The United Network for Organ sharing wins a contract from the Department of Health and Human Services to establish a private, nonprofit network of hospitals in North America that provides organs and tissues to nearly 15,000 people annually.
The Toronto Lung Transplant Group performs the first successful human double lung transplant.
Murray, who performed the first successful kidney transplant, and Dr. E. Donnall Thomas, who pioneered bone marrow transplants as a cure for leukemia, receive the Nobel Prize in Medicine.

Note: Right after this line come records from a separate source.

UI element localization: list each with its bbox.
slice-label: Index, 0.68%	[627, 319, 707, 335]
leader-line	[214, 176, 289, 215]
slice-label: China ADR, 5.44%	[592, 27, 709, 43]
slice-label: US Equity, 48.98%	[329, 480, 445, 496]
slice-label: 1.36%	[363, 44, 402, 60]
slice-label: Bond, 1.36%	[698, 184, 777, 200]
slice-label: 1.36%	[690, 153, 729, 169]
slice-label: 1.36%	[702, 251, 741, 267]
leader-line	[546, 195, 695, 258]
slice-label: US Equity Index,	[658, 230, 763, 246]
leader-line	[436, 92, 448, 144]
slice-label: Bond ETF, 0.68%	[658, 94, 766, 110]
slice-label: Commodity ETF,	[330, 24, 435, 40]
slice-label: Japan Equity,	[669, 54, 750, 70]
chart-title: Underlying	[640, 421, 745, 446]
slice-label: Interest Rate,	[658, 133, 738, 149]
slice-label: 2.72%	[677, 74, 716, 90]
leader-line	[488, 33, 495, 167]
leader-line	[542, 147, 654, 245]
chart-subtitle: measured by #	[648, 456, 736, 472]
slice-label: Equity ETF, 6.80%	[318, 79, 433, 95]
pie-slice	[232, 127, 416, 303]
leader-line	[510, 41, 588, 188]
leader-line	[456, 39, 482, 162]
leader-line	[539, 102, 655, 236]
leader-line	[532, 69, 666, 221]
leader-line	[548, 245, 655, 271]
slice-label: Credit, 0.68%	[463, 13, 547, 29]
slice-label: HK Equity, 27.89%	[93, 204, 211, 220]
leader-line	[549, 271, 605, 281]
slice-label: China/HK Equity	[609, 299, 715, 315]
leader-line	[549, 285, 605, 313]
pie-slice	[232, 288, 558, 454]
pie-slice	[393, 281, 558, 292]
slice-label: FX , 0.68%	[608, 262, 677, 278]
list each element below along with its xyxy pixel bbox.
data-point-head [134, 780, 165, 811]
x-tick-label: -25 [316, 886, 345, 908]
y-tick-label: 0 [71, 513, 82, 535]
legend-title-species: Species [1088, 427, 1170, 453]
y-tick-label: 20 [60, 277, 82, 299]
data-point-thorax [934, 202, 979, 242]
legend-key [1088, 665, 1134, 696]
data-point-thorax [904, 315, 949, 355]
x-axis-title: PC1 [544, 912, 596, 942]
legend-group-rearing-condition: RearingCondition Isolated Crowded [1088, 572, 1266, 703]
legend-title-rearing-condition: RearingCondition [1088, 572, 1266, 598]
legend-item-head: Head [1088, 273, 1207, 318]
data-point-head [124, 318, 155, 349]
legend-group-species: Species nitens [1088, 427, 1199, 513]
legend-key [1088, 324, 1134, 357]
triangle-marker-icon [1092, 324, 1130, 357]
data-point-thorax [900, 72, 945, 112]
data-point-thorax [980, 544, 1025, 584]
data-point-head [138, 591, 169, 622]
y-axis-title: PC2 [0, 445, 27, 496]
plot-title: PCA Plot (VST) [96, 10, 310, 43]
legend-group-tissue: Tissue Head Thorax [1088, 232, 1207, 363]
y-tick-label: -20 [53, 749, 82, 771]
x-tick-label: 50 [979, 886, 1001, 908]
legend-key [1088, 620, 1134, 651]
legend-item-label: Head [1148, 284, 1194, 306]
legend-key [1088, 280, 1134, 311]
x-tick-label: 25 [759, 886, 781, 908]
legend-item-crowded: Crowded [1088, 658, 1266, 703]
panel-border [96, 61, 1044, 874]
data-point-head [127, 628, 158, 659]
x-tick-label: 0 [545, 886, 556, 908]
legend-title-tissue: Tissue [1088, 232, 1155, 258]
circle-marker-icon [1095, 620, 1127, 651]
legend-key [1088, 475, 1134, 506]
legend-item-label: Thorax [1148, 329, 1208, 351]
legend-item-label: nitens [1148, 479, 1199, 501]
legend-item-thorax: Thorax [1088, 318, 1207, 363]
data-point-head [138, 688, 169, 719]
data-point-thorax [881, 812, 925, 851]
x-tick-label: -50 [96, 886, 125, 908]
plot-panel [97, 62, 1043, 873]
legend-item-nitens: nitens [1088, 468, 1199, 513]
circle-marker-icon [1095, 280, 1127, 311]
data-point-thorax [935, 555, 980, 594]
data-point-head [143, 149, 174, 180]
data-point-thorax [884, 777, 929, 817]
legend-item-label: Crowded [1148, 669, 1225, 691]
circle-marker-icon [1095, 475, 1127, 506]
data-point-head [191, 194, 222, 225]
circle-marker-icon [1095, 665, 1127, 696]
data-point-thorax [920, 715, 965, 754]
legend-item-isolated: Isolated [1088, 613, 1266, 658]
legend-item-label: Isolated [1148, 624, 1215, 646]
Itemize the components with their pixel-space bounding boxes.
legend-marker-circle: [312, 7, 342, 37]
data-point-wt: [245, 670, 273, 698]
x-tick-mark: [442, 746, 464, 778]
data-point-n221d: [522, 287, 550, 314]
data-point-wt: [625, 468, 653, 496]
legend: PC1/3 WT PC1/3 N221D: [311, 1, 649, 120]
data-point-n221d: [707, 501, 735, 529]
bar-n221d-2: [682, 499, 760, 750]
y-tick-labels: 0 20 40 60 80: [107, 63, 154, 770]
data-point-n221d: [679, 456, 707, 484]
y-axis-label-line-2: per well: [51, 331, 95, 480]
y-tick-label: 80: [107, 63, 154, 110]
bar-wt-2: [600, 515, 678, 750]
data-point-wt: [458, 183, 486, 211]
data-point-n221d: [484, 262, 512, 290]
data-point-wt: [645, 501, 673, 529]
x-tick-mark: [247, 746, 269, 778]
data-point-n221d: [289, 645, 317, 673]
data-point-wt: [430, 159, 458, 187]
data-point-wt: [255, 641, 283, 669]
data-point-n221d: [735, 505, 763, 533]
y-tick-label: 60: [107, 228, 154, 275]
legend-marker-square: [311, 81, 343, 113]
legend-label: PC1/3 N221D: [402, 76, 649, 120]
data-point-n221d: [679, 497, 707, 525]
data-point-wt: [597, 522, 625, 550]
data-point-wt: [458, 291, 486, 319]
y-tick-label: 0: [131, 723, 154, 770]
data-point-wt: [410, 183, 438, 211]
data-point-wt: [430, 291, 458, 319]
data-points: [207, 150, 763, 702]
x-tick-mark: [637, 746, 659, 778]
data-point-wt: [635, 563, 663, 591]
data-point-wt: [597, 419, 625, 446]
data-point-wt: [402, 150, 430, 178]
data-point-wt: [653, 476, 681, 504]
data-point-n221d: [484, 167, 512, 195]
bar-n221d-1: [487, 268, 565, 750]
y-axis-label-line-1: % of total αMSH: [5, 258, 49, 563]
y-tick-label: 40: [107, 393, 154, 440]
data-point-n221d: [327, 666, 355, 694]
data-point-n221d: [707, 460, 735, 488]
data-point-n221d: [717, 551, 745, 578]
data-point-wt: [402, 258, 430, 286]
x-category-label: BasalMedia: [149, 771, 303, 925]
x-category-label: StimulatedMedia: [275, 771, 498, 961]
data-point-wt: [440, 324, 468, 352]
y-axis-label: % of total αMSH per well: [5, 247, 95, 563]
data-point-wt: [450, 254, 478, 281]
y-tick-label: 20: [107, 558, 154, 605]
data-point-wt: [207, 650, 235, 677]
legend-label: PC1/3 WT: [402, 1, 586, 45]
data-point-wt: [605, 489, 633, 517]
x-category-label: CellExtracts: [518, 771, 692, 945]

First successful small intestine transplant.
June 28, 1992
Surgeons complete an 11-hour transplant operation of a baboon liver into a human. The liver eventually grows three times its original size and is equal in size to an adult human liver, but the patient dies after 71 days as doctors try to wean him from ventilator.
July 11, 1997
Doctors announce the first embryonic cell tissue transplant in United States to slow spinal cord damage in paralyzed a man.
Feb. 19, 1999
Brazilian doctors say they have performed the world's first successful liver-kidney transplant from a live donor. Surgeons in Sao Paolo say they gave a 53-year-old man a kidney and part of the liver of his 26-year-old son.
April 6, 2000
Doctors in Saudi Arabia perform the first human uterus transplant, which produced two menstrual periods before it failed and had to be removed. The transplant used the womb of a 46-year-old post-menopausal woman who had to have a hysterectomy in a 26-year-old Saudi woman who had lost her uterus because of excessive bleeding after childbirth.
In a medical trial, six artificial AbioCor hearts are transplanted into patients who are expected to live only 30 days. The device, which is completely contained within the body and powered externally, meets its makers' limited goal of helping patients live 60 days, with an improved quality of life.